A che serve la cultura? La questione non è da poco, e se c’è un momento in cui è opportuno porla è proprio questo scomposto e bizzarro presente. Siamo cresciuti sotto il riparo di una cultura che – nella vulgata – fa del bene all’umanità, e adesso la ritroviamo claudicante, meticcia, contraddittoria. Ma non vale la pena spendere energie all’inseguimento dei laudatores temporis acti. Non c’è mai stata una società così tanto alfabetizzata come la nostra. Piuttosto, prendiamo atto che il ruolo della cultura cambia radicalmente, e che molti dei punti fermi del passato anche recente vanno quanto meno verificati, se non direttamente revocati in dubbio.
Il discorso si può affrontare da molteplici prospettive. Ma appare del tutto logico porne in evidenza gli estremi: da una parte la lirica con tutte le sue meravigliose zavorre; dall’altra il design e l’arte contemporanea, disinvolti e leggeri, talvolta inquietanti, certamente incisivi. I contributi di Marzia Ravenna e di Marina Parente, schierati su fronti apparentemente contrapposti, di fatto prendono in esame le due sfaccettature estreme della questione, suggerendone una versione meno brutale: che relazione può avere la cultura con la società nel suo complesso? in quali modi l’isolamento eburneo dell’arte può essere superato, magari attivando benefici per la comunità?
E’ intorno a questo snodo che si gioca la partita della cultura nei prossimi anni. La lirica, manifesto e simbolo dell’Ottocento bacchettone, affascina i pubblicitari – segno di una sua indiscussa efficacia – ma non riesce a sedurre il grande pubblico; l’arte contemporanea, complessa e controversa come si addice a ogni manifestazione del ‘qui e ora’, aspira un po’ troppo alla certificazione museale e rischia la deriva cerebrale. Entrambi i campi soffrono, di norma, di uno statuto caratterizzato da specialità ed estraneità, quanto meno nella percezione di una società che si consola del proprio smarrimento. Anche se poi ne ritrova i segni potenti tra le pieghe di mille occasioni quotidiane.
Atmosfere rituali e iniziatiche pervadono tanto i luoghi dell’opera quanto quelli dell’arte contemporanea; il design stesso, propaggine funzionale di quest’ultima, è visto ma non guardato, noto ai pochi e indifferente ai molti. L’urgenza culturale, percepita da schiere crescenti e talvolta insospettabili di individui e di gruppi, si manifesta attaverso canali inediti che consentono nuovi avvicinamenti e che finalmente mostrano di voler superare il solipsismo otto- e novecentesco. Tra vent’anni la cultura sarà interamente tornata sulla terra, ossia nella vita quotidiana di tutti noi; comprarla sarà quasi indifferente ma fruirne sarà fondamentale, crescerà la proporzione di quelli che la producono oltre a consumarla, e la regola sarà imbattersi in occasioni di esperienza culturale senza doversele andare a cercare con il lanternino.

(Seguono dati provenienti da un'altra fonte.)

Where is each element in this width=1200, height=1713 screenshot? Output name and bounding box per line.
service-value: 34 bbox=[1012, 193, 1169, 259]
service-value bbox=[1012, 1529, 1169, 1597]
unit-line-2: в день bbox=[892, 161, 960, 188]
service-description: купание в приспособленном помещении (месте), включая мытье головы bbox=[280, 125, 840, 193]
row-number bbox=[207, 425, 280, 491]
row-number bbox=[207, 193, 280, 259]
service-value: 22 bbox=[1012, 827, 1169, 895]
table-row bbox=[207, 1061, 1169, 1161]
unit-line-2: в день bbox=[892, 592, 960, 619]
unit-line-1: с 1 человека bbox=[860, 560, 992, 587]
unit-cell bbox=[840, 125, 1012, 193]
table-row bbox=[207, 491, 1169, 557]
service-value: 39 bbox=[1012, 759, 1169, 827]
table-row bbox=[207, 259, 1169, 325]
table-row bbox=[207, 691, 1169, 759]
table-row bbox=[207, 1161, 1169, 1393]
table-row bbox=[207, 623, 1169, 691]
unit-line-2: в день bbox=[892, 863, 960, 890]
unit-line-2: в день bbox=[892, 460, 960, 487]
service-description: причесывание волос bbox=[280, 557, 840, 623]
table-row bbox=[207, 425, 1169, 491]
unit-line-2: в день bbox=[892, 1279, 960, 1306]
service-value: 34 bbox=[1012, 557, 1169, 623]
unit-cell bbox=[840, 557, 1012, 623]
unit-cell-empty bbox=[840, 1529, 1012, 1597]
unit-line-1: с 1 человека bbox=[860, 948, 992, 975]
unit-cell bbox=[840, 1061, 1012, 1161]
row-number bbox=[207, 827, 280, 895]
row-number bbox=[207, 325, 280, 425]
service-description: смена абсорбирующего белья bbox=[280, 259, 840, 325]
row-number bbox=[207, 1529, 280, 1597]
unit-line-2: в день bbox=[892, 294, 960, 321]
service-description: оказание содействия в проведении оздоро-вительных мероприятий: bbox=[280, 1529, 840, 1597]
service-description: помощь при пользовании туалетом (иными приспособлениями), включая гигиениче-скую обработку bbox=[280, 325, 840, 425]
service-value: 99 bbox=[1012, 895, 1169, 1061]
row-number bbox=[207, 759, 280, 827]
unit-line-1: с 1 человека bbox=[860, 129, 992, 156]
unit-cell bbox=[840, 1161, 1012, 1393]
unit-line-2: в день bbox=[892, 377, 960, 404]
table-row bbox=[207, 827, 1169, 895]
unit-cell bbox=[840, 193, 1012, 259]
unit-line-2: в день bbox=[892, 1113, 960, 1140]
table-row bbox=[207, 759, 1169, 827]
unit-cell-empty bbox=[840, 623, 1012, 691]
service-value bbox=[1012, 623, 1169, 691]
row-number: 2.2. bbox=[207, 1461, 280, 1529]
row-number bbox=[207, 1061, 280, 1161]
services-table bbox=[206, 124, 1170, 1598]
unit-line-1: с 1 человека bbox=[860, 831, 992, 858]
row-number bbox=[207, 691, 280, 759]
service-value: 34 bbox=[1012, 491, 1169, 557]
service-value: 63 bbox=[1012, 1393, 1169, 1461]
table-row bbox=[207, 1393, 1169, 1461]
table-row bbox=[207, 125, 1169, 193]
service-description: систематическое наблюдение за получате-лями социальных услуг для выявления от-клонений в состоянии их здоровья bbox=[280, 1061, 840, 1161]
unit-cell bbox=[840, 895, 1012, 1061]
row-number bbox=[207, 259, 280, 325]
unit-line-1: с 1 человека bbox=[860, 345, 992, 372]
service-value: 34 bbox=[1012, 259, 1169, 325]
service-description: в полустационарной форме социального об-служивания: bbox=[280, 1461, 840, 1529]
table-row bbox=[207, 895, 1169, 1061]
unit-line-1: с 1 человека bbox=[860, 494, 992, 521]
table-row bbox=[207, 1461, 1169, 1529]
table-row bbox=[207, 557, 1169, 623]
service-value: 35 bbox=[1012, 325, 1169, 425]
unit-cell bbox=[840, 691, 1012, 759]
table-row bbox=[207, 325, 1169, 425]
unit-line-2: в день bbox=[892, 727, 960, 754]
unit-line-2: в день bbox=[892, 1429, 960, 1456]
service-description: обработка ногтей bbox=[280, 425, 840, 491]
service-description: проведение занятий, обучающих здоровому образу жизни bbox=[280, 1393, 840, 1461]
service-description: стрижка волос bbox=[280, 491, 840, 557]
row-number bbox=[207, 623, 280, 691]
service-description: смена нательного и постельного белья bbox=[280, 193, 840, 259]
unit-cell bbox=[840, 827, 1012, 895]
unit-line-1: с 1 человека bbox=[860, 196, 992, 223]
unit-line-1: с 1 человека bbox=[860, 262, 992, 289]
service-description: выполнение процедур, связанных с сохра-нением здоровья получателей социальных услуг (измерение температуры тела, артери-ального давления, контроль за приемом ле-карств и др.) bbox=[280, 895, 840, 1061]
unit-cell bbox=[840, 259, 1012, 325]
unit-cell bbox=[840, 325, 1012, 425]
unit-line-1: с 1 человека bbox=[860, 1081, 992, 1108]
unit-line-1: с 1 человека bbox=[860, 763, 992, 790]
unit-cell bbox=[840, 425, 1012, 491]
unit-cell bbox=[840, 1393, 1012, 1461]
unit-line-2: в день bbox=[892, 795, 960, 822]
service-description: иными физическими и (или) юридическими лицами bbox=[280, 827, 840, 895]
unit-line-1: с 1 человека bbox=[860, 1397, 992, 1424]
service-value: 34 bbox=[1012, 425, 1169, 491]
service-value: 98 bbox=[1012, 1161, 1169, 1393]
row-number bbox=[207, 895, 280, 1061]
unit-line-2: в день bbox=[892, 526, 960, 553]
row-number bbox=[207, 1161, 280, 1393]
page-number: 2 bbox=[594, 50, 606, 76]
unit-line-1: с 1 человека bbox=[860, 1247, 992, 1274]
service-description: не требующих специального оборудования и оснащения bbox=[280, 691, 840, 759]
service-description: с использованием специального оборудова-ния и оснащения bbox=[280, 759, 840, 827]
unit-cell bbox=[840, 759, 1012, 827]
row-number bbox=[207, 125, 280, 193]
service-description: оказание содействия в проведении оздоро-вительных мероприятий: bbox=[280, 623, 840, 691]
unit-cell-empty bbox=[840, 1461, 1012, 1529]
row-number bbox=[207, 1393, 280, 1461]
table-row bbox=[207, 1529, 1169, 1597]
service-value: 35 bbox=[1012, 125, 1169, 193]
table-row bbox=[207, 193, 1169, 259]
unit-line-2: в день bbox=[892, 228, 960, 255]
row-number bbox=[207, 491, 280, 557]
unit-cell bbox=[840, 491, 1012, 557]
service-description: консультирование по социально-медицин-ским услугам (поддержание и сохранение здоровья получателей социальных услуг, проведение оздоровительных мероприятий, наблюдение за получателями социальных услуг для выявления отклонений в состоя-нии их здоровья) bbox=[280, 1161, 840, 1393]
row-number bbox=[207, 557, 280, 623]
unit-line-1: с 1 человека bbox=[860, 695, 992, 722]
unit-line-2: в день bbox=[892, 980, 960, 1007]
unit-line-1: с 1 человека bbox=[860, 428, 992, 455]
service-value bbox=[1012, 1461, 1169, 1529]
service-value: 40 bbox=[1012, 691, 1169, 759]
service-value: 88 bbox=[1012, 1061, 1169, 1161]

Se immaginiamo per un istante la scena, comprendiamo come la questione della lirica sia ben più profonda e cronica di qualche problema di bilancio; non è con pietose iniezioni fnanziarie che si possa affrontare la sopravvivenza stessa delle fondazioni liriche, che andrebbero centrifugate sul piano istituzionale, su quello organizzativo e su quello produttivo, per poi accorgersi che esiste il mercato. Allo stesso modo, la presenza di segni contemporanei nel territorio rivela uno dei canali più efficaci di scambio culturale, e induce a riflettere sulle opportunità che l’intera comunità potrebbe trarre da una visione radicalmente nuova del territorio stesso, che diventa in prospettiva segno d’arte quotidiana.
Al fondo della questione, il concetto stesso di qualità. Che passa, finalmente, da gerarchia convenzionale delle eccellenze a capacità dialogica e cognitiva dell’offerta culturale. Richiedendo ragionevolezza, equilibrio e pertinenza linguistica. E rivolgendosi a noi contemporanei tenendo conto delle nostre percezioni capillari, del nostro modo ipertestuale di argomentare, della nostra versatilità giocosa. Così, finalmente, saremo traghettati dal mondo delle icone a quello della conoscenza.